Aids to Navigation can provide a boater with the same type of information drivers get from street signs, stop signals, road barriers, detours and traffic lights. These aids may be anything from lighted structures, beacons, day markers, range lights, fog signals and landmarks to floating buoys. Each has a purpose and helps in determining location, getting from one place to another or staying out of danger. The goal of the U.S. Aids to Navigation System is to promote safe navigation on the waterway.
The U.S. Aids to Navigation System is intended for use with Nautical Charts. Charts are one of the most important tools used by boaters for planning trips and safely navigating waterways. Charts show the nature and shape of the coast, buoys and beacons, depths of water, land features, directional information, marine hazards and other pertinent information. This valuable information cannot be obtained from other sources, such as a road map or atlas.
The primary components of the U.S. Aids to Navigation System are beacons and buoys.

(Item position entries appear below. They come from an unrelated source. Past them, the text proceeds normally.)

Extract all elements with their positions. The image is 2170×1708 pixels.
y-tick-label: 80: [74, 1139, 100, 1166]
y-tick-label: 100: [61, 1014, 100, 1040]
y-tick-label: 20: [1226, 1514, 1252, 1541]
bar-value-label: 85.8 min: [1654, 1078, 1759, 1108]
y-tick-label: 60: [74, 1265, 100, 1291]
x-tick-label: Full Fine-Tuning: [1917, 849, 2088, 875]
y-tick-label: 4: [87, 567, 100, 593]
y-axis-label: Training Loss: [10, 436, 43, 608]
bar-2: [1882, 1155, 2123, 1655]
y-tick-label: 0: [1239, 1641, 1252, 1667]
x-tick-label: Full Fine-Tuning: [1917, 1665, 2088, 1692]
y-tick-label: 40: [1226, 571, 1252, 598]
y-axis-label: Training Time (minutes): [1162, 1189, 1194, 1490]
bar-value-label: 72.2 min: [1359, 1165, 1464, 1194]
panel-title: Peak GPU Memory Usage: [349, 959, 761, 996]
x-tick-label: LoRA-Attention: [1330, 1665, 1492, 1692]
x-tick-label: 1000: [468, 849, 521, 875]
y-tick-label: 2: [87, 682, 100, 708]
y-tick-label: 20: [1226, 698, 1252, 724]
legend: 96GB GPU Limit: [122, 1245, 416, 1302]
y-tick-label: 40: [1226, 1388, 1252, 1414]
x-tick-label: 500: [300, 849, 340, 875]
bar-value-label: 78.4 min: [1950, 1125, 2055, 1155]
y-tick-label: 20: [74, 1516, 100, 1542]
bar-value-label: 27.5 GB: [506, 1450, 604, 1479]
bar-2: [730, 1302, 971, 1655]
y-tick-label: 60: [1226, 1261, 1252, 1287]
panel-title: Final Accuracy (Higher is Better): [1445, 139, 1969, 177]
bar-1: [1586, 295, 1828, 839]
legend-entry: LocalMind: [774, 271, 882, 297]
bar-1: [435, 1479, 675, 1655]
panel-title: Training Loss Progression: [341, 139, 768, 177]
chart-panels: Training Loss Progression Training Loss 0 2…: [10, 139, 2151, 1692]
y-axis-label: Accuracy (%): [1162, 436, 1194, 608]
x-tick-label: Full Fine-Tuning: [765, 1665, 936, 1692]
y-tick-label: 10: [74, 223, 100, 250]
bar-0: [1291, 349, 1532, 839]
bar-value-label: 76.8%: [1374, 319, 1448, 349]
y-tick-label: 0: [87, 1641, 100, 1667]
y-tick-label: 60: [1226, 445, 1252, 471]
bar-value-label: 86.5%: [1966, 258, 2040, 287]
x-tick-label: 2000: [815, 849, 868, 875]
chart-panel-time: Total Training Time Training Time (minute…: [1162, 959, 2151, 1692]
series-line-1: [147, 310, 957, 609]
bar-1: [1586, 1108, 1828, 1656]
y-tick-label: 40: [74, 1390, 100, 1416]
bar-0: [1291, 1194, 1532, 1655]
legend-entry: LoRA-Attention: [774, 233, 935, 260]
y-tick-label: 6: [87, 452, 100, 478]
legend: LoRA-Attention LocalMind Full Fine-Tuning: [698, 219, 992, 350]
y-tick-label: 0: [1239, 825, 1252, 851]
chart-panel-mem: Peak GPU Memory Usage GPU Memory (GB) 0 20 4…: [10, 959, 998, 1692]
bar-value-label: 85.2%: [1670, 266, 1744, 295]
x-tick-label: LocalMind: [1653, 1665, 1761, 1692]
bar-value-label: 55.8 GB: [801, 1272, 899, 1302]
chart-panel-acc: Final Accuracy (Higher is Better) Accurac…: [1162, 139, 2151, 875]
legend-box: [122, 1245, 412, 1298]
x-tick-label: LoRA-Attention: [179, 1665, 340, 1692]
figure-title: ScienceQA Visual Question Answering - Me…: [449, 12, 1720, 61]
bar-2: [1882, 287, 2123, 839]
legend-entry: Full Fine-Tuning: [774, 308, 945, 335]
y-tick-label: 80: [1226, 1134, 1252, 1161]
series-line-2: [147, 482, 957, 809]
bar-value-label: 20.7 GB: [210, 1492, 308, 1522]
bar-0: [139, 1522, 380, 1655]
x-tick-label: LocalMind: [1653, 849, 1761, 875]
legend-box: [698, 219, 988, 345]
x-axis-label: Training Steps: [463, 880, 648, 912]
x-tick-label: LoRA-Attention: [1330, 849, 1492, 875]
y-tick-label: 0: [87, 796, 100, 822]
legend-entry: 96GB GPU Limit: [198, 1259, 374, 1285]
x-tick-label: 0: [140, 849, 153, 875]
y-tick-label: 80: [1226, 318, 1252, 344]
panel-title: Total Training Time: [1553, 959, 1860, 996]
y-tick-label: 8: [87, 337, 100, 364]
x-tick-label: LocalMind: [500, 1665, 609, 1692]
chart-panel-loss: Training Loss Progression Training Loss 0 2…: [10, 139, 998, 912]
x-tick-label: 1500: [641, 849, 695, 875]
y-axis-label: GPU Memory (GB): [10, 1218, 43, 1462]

Beacons are aids to navigation structures that are permanently fixed to the earth's surface. They range from lighthouses to small, single-pile structures and may be located on land or in the water. Lighted beacons are called lights; unlighted beacons are called day beacons. Beacons exhibit a daymark to make them readily visible and easily identifiable against background conditions. Generally, the daymark conveys to the boater, during daylight hours, the same significance as does the aid's light or reflector at night.
Buoys are floating aids that come in many shapes and sizes. They are moored to the seabed by concrete sinkers with chain or synthetic rope moorings of various lengths connected to the buoy body. They are intended to convey information to the boater by their shape or color, by the characteristics of a visible or audible signal, or a combination of two or more such features.